Our excitement quickly turned to nerves when he began to cramp to the point where he could barely walk. Luckily, Victor somehow gutted out a 7-6 win in the third-set win to give us a huge upset victory and a trip to Virginia.
The next couple of months were not so easy. We had gone from a team with no expectations to one with a huge target on its back. Sure enough, we went 0-3 in Charlottesville, despite playing close matches against some of the top competition in the country.
And things did not get any easier in the following couple of weeks, as we struggled during our spring break trip. We hit a season low after a crushing defeat against the second-ranked team in the country, TCU. As seniors, we were furious about the loss, having entered the match believing that this was a great chance for us to get back to our winning ways. The Ivy season was only a week away, but we knew that this difficult stretch could teach the team a lesson.

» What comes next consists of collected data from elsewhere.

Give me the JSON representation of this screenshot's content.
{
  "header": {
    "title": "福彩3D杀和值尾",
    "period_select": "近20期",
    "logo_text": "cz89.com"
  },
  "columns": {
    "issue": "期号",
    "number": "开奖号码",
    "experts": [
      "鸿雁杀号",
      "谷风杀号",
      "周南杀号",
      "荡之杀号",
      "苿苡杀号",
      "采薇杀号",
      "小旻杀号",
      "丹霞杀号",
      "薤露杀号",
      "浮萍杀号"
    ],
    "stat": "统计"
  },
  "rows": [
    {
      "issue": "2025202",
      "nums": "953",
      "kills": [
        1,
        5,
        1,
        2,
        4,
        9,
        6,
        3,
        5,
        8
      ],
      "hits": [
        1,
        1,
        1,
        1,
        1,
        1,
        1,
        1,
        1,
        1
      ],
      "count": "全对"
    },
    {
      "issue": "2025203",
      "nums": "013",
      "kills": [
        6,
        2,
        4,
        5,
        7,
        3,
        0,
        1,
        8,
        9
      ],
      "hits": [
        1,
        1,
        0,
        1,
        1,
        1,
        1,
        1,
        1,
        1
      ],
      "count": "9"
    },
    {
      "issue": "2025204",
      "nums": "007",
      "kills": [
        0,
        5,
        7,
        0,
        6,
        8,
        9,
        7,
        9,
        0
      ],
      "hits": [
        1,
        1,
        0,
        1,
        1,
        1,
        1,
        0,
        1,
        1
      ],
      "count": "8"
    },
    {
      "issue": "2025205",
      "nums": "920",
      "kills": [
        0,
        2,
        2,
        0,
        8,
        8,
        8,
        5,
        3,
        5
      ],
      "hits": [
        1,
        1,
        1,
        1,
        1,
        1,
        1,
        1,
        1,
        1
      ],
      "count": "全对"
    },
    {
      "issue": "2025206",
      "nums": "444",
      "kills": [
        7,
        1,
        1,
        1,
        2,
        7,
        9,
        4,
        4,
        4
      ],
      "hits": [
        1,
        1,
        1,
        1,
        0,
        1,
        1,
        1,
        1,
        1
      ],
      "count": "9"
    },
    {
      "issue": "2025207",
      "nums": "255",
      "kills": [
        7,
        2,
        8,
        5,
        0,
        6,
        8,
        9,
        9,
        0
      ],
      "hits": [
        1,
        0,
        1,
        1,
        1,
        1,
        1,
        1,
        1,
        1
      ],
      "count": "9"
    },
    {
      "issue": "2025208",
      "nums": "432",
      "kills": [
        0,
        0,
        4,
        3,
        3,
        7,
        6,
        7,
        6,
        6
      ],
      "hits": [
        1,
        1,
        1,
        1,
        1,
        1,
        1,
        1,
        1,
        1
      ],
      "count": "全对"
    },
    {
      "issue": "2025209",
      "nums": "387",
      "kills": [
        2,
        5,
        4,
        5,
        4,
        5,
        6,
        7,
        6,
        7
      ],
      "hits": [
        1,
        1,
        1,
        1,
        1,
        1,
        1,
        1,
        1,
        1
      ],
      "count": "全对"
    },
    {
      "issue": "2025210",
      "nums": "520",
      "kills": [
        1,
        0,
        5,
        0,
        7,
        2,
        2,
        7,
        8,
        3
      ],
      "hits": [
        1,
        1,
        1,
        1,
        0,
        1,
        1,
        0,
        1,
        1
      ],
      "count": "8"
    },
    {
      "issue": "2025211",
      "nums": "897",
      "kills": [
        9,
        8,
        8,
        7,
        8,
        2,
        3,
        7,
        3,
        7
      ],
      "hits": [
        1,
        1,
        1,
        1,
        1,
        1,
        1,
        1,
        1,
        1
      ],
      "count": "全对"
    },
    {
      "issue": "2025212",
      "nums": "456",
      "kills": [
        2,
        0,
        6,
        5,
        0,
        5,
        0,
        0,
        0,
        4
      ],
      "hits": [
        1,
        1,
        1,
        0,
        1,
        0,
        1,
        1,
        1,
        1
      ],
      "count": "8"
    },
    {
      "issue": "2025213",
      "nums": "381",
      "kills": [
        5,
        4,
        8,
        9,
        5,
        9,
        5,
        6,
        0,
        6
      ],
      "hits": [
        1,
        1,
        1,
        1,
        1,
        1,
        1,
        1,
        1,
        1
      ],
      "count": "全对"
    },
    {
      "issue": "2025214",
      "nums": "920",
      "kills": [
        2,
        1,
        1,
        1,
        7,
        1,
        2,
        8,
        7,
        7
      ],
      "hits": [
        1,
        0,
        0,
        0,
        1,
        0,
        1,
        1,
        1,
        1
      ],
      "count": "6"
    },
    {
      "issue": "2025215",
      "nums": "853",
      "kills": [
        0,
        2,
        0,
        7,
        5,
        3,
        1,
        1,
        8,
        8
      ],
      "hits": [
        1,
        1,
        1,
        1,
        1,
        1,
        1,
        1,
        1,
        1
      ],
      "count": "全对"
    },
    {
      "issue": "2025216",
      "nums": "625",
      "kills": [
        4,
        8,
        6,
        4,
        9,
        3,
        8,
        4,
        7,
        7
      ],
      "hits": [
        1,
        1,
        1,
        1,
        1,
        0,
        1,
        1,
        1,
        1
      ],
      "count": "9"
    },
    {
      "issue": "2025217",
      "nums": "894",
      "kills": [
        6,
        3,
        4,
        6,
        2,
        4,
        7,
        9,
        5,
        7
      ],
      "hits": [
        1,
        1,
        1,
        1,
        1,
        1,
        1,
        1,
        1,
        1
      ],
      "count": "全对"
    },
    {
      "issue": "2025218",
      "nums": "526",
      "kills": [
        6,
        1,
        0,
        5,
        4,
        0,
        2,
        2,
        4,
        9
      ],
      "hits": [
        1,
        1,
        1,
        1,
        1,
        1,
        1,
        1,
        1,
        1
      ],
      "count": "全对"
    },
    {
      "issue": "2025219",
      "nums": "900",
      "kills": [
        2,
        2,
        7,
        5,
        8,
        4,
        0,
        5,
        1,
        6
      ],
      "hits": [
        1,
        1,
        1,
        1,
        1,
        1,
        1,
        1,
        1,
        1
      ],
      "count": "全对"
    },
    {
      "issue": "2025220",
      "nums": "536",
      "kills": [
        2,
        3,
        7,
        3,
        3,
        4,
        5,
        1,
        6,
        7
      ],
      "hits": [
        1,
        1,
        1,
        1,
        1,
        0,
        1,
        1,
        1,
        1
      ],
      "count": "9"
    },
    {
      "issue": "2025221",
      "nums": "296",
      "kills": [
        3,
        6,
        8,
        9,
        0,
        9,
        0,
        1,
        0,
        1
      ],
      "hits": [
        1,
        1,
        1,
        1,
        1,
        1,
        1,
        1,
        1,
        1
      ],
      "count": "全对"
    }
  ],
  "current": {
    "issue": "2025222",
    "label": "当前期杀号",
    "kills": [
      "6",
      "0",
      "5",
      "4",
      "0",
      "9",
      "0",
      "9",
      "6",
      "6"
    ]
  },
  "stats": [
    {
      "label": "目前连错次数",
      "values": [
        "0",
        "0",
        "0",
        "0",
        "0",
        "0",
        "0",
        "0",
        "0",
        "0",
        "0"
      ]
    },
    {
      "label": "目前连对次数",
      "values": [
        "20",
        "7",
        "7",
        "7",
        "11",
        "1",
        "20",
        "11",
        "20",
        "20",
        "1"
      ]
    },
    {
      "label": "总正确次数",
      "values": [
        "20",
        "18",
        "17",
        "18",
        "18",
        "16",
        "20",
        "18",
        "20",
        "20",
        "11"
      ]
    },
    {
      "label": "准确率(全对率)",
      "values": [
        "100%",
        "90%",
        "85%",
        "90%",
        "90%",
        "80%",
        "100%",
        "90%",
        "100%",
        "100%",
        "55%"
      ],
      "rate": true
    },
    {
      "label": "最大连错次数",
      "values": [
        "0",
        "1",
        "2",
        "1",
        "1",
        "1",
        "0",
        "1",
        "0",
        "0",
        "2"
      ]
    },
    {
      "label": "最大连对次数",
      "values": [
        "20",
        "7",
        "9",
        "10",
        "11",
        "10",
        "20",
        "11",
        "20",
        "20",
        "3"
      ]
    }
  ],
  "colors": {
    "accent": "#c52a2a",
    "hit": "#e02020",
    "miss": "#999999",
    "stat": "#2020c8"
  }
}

We landed in Newark at 1 a.m. the day after losing to TCU, but we didn’t head to sleep. Instead, we notified the team there was a meeting in four hours in the basement of Mike’s apartment complex. And at 5 a.m., we sat in front of a frustrated and tired team, asking everyone why they thought we were having the meeting. There was a mix of answers, but we finally we explained: “We need to do things we don’t want to do in order to reach our goals.”
In hindsight we agree it seems like a ridiculous meeting, but it sparked the fire we had displayed during the Stanford win. The next week of practice was incredible, with everyone putting in the extra effort, and it started to show, beginning with our opening Ivy match against Cornell.
That competitive spirit and sense of urgency stuck throughout Ivy play. We overcame deficits against both Dartmouth and Harvard the following weekend and continued to have tough matches the rest of the way. But we continued to win, culminating with our third straight Ivy League title last Sunday.
Looking back on this season, we sometimes laugh and joke about how we accomplished the seemingly impossible task of winning another Ivy League title.
We now realize that we never really lost those guys who left. They had instilled a culture and sense of family that remains part of Columbia tennis, and we won’t forget waking up to texts congratulating us the next day from former teammates—like Winston, who was following us from a pro tournament in Greece, and Max, who is currently playing in China.
The reason the program has been able to succeed and will continue to succeed is because Columbia tennis plays for more than just the guys on the court, but the entire family that has represented the team before us.
And now we sit here with another Ivy League crown at No. 24 in the country, waiting to see where we’ll play in the NCAA Tournament.
Not too bad for a rebuilding year.
The authors were named co-captains of the 2015-16 Columbia men’s tennis team. The 2015 squad advanced to the Sweet 16 and won an Ivy League title for the second-straight year, but graduated what some referred to as the Greatest Generation in Columbia’s storied program.